Earlier on Saturday, Australian Defence Minister Richard Marles said the seabed had become a “battlefield”.
“We have witnessed a series of attacks against subsea critical infrastructure at a scale and frequency that is historically unprecedented,” he said.
“Maybe all of these were accidents, but even if they were, it highlights the vulnerability of this crucial part of the globe’s infrastructure.”
He cited recent incidents, including the severing of a subsea cable in the Baltic Sea – a fibre optic line connecting Helsinki and Estonia – on the final day of last year.
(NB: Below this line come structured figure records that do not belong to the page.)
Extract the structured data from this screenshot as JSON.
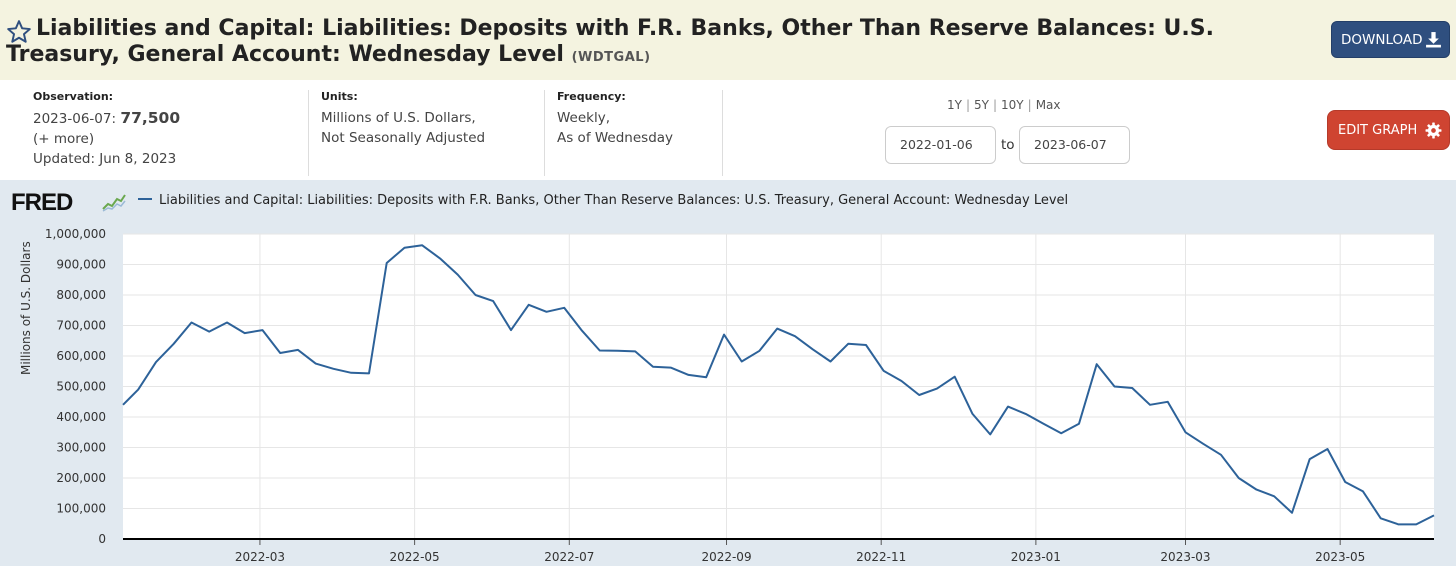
{
  "header": {
    "title": "Liabilities and Capital: Liabilities: Deposits with F.R. Banks, Other Than Reserve Balances: U.S. Treasury, General Account: Wednesday Level",
    "series_id": "(WDTGAL)",
    "download_label": "DOWNLOAD"
  },
  "info": {
    "observation_label": "Observation:",
    "observation_date": "2023-06-07:",
    "observation_value": "77,500",
    "more_label": "(+ more)",
    "updated": "Updated: Jun 8, 2023",
    "units_label": "Units:",
    "units_line1": "Millions of U.S. Dollars,",
    "units_line2": "Not Seasonally Adjusted",
    "frequency_label": "Frequency:",
    "frequency_line1": "Weekly,",
    "frequency_line2": "As of Wednesday",
    "range_1y": "1Y",
    "range_5y": "5Y",
    "range_10y": "10Y",
    "range_max": "Max",
    "separator": "|",
    "start_date": "2022-01-06",
    "to_label": "to",
    "end_date": "2023-06-07",
    "edit_label": "EDIT GRAPH"
  },
  "chart_header": {
    "logo_text": "FRED",
    "legend_text": "Liabilities and Capital: Liabilities: Deposits with F.R. Banks, Other Than Reserve Balances: U.S. Treasury, General Account: Wednesday Level"
  },
  "colors": {
    "series": "#2d6299",
    "header_bg": "#f4f3e0",
    "chart_bg": "#e1e9f0",
    "download_bg": "#2f4f7f",
    "edit_bg": "#cf4431"
  },
  "chart_data": {
    "type": "line",
    "title": "",
    "xlabel": "",
    "ylabel": "Millions of U.S. Dollars",
    "ylim": [
      0,
      1000000
    ],
    "yticks": [
      0,
      100000,
      200000,
      300000,
      400000,
      500000,
      600000,
      700000,
      800000,
      900000,
      1000000
    ],
    "ytick_labels": [
      "0",
      "100,000",
      "200,000",
      "300,000",
      "400,000",
      "500,000",
      "600,000",
      "700,000",
      "800,000",
      "900,000",
      "1,000,000"
    ],
    "xlim": [
      "2022-01-06",
      "2023-06-07"
    ],
    "xticks": [
      "2022-03-01",
      "2022-05-01",
      "2022-07-01",
      "2022-09-01",
      "2022-11-01",
      "2023-01-01",
      "2023-03-01",
      "2023-05-01"
    ],
    "xtick_labels": [
      "2022-03",
      "2022-05",
      "2022-07",
      "2022-09",
      "2022-11",
      "2023-01",
      "2023-03",
      "2023-05"
    ],
    "grid": true,
    "series": [
      {
        "x": [
          "2022-01-06",
          "2022-01-12",
          "2022-01-19",
          "2022-01-26",
          "2022-02-02",
          "2022-02-09",
          "2022-02-16",
          "2022-02-23",
          "2022-03-02",
          "2022-03-09",
          "2022-03-16",
          "2022-03-23",
          "2022-03-30",
          "2022-04-06",
          "2022-04-13",
          "2022-04-20",
          "2022-04-27",
          "2022-05-04",
          "2022-05-11",
          "2022-05-18",
          "2022-05-25",
          "2022-06-01",
          "2022-06-08",
          "2022-06-15",
          "2022-06-22",
          "2022-06-29",
          "2022-07-06",
          "2022-07-13",
          "2022-07-20",
          "2022-07-27",
          "2022-08-03",
          "2022-08-10",
          "2022-08-17",
          "2022-08-24",
          "2022-08-31",
          "2022-09-07",
          "2022-09-14",
          "2022-09-21",
          "2022-09-28",
          "2022-10-05",
          "2022-10-12",
          "2022-10-19",
          "2022-10-26",
          "2022-11-02",
          "2022-11-09",
          "2022-11-16",
          "2022-11-23",
          "2022-11-30",
          "2022-12-07",
          "2022-12-14",
          "2022-12-21",
          "2022-12-28",
          "2023-01-04",
          "2023-01-11",
          "2023-01-18",
          "2023-01-25",
          "2023-02-01",
          "2023-02-08",
          "2023-02-15",
          "2023-02-22",
          "2023-03-01",
          "2023-03-08",
          "2023-03-15",
          "2023-03-22",
          "2023-03-29",
          "2023-04-05",
          "2023-04-12",
          "2023-04-19",
          "2023-04-26",
          "2023-05-03",
          "2023-05-10",
          "2023-05-17",
          "2023-05-24",
          "2023-05-31",
          "2023-06-07"
        ],
        "y": [
          440000,
          490000,
          580000,
          640000,
          710000,
          680000,
          710000,
          675000,
          685000,
          610000,
          620000,
          575000,
          558000,
          545000,
          543000,
          905000,
          955000,
          963000,
          920000,
          867000,
          800000,
          780000,
          685000,
          768000,
          745000,
          758000,
          683000,
          618000,
          617000,
          615000,
          565000,
          562000,
          538000,
          530000,
          670000,
          582000,
          617000,
          690000,
          665000,
          622000,
          582000,
          640000,
          636000,
          551000,
          518000,
          472000,
          493000,
          532000,
          410000,
          343000,
          434000,
          410000,
          378000,
          347000,
          378000,
          573000,
          500000,
          495000,
          440000,
          450000,
          350000,
          312000,
          276000,
          200000,
          162000,
          140000,
          86000,
          262000,
          295000,
          187000,
          156000,
          68000,
          48000,
          48000,
          77500
        ]
      }
    ]
  }
}
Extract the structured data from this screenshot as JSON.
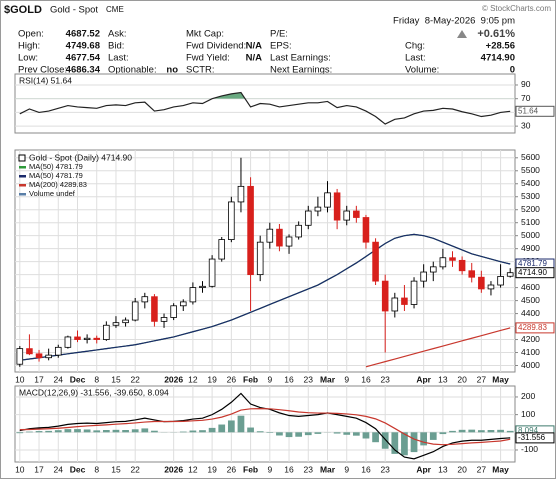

Taiwan reported five cases of seabed cable damage last year, an increase from three the previous year.
Such underwater fibre-optic cables carry roughly 99 per cent of intercontinental data traffic.
Last month, a media outlet affiliated with Iran’s Islamic Revolutionary Guard Corps highlighted that the Strait of Hormuz functioned as an essential corridor for internet communications.
The outlet warned that damage to cable systems would trigger a “digital catastrophe” and inflict colossal losses on southern Persian Gulf countries that are heavily reliant on undersea cables.
Analysts said that recent disruptions likely shaped the agreement, which was significant as it signalled acknowledgement of common security interests and a willingness to cooperate across regions.
Collin Koh, senior fellow at the S. Rajaratnam School of International Studies‘ Institute of Defence and Strategic Studies, said the Guide was a “noteworthy first step” towards more concrete collaboration, and could gauge the appetite for further security cooperation on critical water infrastructure.
The Guide and span of countries involved could help spark greater global interest and spur concrete policy actions to secure infrastructure.
Chris Gardiner, chief executive of Australia-based Institute for Regional Security, said collaboration between middle powers could secure critical underwater infrastructure through collective sea-policing and control, and cost-effectively deliver advanced technologies.
“It can also strengthen and secure their relative strategic autonomy in a disordered world where great powers seem to be moving to establish spheres of control,” he said.
However, observers warn that the absence of superpowers may lead to a lack of capabilities and knowledge.
Koh noted that countries would not be able to tap the significant technological knowledge and capabilities the superpowers possessed.
“The absence of the major powers in any collaborative initiative is not ideal given their heft in capacity and influence,” said Elina Noor, a non-resident scholar in the Asia Programme at Carnegie Endowment for International Peace.
But the agreement could signal that the major powers might not always be counted on in times of need and could be a hedge that cooperating could be more manageable without them, she added.
For Valockova, launching the Guide without China, the US or Russia risks being read as a “soft-balancing move” by like-minded states.
While agreeing on principles was relatively straightforward, the challenge lay in implementation, she said, noting that states could face difficulties building surveillance systems and repair capacity.
With most subsea cables privately owned, defence ministries would have to align with regulators, operators and insurers, she added.
“Without that public-private alignment, the Guide risks remaining an important political signal but a modest operational tool in a domain where the legal framework and attribution mechanisms remain weak,” she said.